Une dernière tentative de résistance fut faite par un des plus grands seigneurs de la Pologne, le comte Oginski. Elle échoua. Au moment où Oginski fuyait devant les Russes, le vieux Braniçki expirait dans le palais de Bialistock, emportant dans la tombe la vieille Pologne tout entière ; avec ses lois, ses coutumes, son anarchie et sa grandeur. Le château de Cracovie, dernier boulevard de la confédération, tenait encore, défendu par le brave Choisy à la tête de quelques officiers français. Après une vigoureuse résistance, ils se rendirent aux généraux russes, qui les traitèrent en prisonniers de guerre. Le duc d’Aiguillon n’osa les réclamer. Voltaire et surtout d’Alembert furent plus hardis. Ils s’adressèrent directement à l’impératrice[1] ; parlant au nom de l’humanité et de la philosophie, ils lui redemandèrent les prisonniers Leur requête ne fut pas écoutée ; mais dans cette circonstance la France littéraire, tant accusée alors de manquer de patriotisme, donna à la France officielle une leçon d’esprit national.
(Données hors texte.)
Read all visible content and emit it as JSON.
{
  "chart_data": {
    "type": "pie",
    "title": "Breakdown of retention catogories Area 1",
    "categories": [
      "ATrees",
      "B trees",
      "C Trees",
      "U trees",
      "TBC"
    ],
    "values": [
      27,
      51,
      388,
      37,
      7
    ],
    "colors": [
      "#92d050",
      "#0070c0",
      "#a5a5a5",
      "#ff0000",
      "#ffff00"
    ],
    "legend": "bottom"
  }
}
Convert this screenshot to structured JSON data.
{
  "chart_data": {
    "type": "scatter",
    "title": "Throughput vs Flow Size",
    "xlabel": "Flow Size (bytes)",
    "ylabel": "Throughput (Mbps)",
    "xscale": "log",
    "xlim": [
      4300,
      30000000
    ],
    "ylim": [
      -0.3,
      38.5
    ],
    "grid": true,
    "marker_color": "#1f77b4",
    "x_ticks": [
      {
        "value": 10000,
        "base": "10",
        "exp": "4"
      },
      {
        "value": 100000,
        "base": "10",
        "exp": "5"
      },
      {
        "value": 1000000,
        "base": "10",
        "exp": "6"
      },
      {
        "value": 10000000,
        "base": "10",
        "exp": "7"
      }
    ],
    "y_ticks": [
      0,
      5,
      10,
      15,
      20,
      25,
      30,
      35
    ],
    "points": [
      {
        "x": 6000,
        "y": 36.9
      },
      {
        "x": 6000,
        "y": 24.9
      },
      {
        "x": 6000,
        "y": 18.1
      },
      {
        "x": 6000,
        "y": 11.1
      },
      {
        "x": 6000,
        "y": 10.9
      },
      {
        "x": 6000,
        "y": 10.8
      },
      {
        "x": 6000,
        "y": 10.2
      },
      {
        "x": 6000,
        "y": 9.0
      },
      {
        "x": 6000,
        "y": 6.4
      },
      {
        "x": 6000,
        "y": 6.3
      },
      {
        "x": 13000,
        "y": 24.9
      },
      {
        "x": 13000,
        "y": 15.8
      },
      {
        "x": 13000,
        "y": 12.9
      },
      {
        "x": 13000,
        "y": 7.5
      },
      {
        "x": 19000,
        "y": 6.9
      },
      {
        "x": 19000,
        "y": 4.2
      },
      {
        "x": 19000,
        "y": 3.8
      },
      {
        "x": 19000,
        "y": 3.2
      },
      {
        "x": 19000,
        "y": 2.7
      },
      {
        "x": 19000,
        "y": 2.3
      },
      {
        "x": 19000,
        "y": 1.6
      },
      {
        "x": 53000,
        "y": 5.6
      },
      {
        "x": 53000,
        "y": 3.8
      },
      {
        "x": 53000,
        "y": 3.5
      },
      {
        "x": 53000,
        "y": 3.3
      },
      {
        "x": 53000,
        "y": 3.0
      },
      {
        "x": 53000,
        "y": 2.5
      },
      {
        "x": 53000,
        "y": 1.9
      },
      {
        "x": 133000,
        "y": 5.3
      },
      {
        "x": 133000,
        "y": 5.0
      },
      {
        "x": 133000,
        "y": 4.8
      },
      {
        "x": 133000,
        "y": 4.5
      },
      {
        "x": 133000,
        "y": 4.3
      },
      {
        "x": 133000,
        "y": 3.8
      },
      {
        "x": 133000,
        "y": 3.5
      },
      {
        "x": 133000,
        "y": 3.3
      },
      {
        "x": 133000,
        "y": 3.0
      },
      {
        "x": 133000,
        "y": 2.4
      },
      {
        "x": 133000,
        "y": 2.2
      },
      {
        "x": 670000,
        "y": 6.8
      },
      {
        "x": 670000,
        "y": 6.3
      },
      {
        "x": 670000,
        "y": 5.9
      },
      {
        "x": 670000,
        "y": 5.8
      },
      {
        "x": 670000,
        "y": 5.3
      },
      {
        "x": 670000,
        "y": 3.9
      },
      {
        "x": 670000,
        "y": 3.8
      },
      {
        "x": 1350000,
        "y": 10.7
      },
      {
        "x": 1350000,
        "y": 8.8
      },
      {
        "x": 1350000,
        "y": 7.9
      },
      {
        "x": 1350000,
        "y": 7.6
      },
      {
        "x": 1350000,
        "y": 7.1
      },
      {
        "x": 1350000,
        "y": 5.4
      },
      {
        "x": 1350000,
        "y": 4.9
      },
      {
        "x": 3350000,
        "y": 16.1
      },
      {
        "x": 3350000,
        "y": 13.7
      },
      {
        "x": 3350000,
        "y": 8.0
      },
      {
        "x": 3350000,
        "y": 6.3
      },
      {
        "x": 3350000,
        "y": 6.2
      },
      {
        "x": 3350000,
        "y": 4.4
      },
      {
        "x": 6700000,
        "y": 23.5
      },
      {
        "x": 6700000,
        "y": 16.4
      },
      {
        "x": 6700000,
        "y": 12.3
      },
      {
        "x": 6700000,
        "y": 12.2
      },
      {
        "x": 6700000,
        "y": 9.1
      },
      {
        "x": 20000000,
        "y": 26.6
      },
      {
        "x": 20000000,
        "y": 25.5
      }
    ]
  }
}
Cependant l’Autriche commençait à jeter le masque. Jusqu’alors, elle s’était soigneusement séparée de ses secrets alliés ; elle se présentait aux Polonais comme une libératrice, comme une amie, et, soit imbécillité, soit complaisance, le ministère d’Aiguillon l’avait fraternellement secondée dans ce manége. Tous nos agens en Pologne avaient reçu l’ordre de célébrer sur tous les tons l’innocence du cabinet de Vienne. M. de Kaunitz s’en montra médiocrement reconnaissant. Il ne payait pas le compérage par la confiance. Plus la grande affaire approchait de son dénoûment, plus le chancelier devenait énigmatique et impénétrable. À l’exemple des oracles vainement consultés, il s’enveloppait d’ombres et de mystères ; son langage variait, du jour au lendemain quelquefois il semblait rejeter l’idée d’un démembrement comme impossible ; dans d’autres momens, il le faisait pressentir comme inévitable. Le plus souvent, il gardait un profond silence, et ne répondait à M. de Rohan que par monosyllabes, quoiqu’il le traitât avec une distinction recherchée, moins de ministre à ambassadeur que de prince à prince. Il finit par lui montrer une extrême réserve. Rohan, éclairé par le dépit, conclut de ces réticences qu’il se tramait à son insu quelque chose de grave. Malgré les dénégations intéressées de M. Durand, placé auprès de lui, en qualité de surveillant, sous le titre de ministre plénipotentiaire, il soupçonna le complot, et finit par le deviner tout-à-fait, lorsqu’un jour M. de Kaunitz, venant à lui d’un air riant

  1. Correspondance de Voltaire avec Catherine II et avec d’Alembert.